A 54-year-old male patient arrives at the surgical emergency department, with a report of an accident with the insertion of an object via the rectum, a gym dumbbell. Initially opted for transrectal object removal, but with difficulties due to its position.

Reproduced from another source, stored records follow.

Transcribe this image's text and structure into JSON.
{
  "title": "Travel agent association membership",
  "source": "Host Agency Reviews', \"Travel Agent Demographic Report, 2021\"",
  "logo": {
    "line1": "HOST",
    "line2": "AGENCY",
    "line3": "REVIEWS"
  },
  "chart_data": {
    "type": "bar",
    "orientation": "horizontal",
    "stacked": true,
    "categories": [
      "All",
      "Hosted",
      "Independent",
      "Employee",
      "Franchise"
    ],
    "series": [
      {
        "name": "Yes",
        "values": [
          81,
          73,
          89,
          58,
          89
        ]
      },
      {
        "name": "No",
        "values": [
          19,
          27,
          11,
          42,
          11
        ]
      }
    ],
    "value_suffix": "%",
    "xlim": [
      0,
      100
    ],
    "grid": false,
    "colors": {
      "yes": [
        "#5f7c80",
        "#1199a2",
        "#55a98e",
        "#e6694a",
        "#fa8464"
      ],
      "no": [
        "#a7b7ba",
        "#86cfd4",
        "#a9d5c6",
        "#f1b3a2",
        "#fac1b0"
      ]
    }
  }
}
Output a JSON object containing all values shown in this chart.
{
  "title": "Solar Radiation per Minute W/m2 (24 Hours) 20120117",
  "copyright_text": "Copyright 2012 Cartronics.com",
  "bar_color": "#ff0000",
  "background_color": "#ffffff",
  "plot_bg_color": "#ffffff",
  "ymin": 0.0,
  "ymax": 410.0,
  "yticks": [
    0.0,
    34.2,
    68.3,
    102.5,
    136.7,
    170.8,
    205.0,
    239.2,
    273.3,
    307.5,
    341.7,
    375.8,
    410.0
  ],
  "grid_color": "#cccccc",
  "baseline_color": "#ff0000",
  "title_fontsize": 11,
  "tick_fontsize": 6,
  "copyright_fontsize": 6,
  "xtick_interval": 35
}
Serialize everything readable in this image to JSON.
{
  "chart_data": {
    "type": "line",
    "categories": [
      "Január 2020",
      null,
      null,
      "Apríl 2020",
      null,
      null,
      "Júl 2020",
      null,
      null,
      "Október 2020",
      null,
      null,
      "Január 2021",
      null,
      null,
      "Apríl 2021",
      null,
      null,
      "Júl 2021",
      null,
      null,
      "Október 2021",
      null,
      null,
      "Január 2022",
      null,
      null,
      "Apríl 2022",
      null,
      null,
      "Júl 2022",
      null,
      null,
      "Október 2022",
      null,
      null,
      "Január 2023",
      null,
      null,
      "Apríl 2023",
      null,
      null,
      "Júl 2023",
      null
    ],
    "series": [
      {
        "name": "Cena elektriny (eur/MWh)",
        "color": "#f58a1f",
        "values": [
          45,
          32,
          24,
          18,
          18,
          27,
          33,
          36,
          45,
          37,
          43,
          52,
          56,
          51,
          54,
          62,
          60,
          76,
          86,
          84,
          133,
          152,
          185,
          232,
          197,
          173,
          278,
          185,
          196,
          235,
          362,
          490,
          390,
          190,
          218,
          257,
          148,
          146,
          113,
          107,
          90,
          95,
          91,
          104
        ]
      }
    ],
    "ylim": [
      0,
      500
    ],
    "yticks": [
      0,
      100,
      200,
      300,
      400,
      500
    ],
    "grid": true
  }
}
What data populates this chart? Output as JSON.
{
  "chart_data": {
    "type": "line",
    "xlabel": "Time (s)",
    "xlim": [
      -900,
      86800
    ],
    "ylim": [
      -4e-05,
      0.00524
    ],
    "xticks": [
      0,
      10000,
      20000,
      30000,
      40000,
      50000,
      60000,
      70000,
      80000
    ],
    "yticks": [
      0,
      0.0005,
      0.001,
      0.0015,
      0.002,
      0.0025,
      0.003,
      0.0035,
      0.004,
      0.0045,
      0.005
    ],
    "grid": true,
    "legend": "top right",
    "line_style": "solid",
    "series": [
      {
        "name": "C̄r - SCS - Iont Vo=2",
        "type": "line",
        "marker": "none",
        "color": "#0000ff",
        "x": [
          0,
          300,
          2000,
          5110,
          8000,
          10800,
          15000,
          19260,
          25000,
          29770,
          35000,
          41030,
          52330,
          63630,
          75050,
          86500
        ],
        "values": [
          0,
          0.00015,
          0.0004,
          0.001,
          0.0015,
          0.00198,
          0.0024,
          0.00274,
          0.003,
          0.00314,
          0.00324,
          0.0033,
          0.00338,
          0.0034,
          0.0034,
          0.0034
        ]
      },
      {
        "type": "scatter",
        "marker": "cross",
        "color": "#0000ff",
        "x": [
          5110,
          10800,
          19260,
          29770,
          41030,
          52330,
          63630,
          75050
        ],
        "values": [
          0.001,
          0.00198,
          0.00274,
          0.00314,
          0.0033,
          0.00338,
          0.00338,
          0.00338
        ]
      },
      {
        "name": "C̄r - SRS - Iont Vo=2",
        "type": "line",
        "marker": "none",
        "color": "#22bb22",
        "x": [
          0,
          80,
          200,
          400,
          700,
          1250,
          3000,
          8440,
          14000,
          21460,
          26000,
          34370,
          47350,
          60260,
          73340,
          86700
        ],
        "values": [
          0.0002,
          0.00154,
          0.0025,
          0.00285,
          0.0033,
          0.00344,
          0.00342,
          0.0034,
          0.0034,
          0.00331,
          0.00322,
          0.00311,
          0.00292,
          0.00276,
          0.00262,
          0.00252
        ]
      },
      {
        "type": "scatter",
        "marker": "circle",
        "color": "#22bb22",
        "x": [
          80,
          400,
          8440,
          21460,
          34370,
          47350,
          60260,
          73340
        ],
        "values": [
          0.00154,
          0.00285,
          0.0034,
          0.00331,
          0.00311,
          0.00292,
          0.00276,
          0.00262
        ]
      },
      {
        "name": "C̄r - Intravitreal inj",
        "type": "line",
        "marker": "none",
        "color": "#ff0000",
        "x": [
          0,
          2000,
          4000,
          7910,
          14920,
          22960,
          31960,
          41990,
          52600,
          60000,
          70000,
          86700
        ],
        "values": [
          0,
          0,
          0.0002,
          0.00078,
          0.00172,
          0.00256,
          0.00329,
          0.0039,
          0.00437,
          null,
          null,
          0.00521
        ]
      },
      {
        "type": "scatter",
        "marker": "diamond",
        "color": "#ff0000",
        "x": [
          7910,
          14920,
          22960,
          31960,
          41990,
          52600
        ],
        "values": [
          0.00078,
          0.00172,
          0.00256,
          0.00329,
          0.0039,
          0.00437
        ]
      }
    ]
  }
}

Retained rectal objects are a rare complaint in the emergency department, but with an increasingly important occurrence in recent years. Physical examination should include an assessment of the abdomen and digital rectal examination. Imaging tests are mandatory for diagnosis, with abdominal and pelvis radiography being the most requested. Although there is no consensus on the most appropriate removal technique, less invasive initial approaches are recommended, with transanal removal with a 60-75% success rate under local anesthesia. The follow-up after the procedure depends on several factors, and in general, the patient should be kept under observation and attention should be paid to significant changes in the evolution and alterations in the imaging tests.
The clinical history in these cases can be confusing, due to the patient's fear of reporting the complaints. Radiography is the best initial test, and CT is reserved for cases of suspected complications. Whenever possible, perform the extraction rectally.
直肠异物残留是急诊室中一种罕见的病症,主要影响20至40岁的男性,大多数异物具有性相关性质,但检查者必须警惕不寻常性质的异物。
一名54岁男性患者来到外科急诊科,报告称因意外经直肠插入了一个物体,即一个健身哑铃。最初选择经直肠取出异物,但因其位置导致操作困难。
直肠异物残留在急诊科是一种罕见的病症,但近年来其发生率呈上升趋势。体格检查应包括腹部评估和直肠指检。影像学检查对诊断至关重要,其中腹部和骨盆X线摄影是最常要求的检查。尽管对于最合适的取出技术尚无共识,但建议首先采用侵入性较小的方法,在局部麻醉下经肛门取出,成功率为60%至75%。术后随访取决于多个因素,一般来说,应让患者接受观察,并关注病情演变中的显著变化以及影像学检查中的改变。
由于患者害怕报告病情,这些病例的临床病史可能会令人困惑。X线摄影是最佳的初始检查,CT则用于疑似并发症的病例。只要有可能,应经直肠进行取出。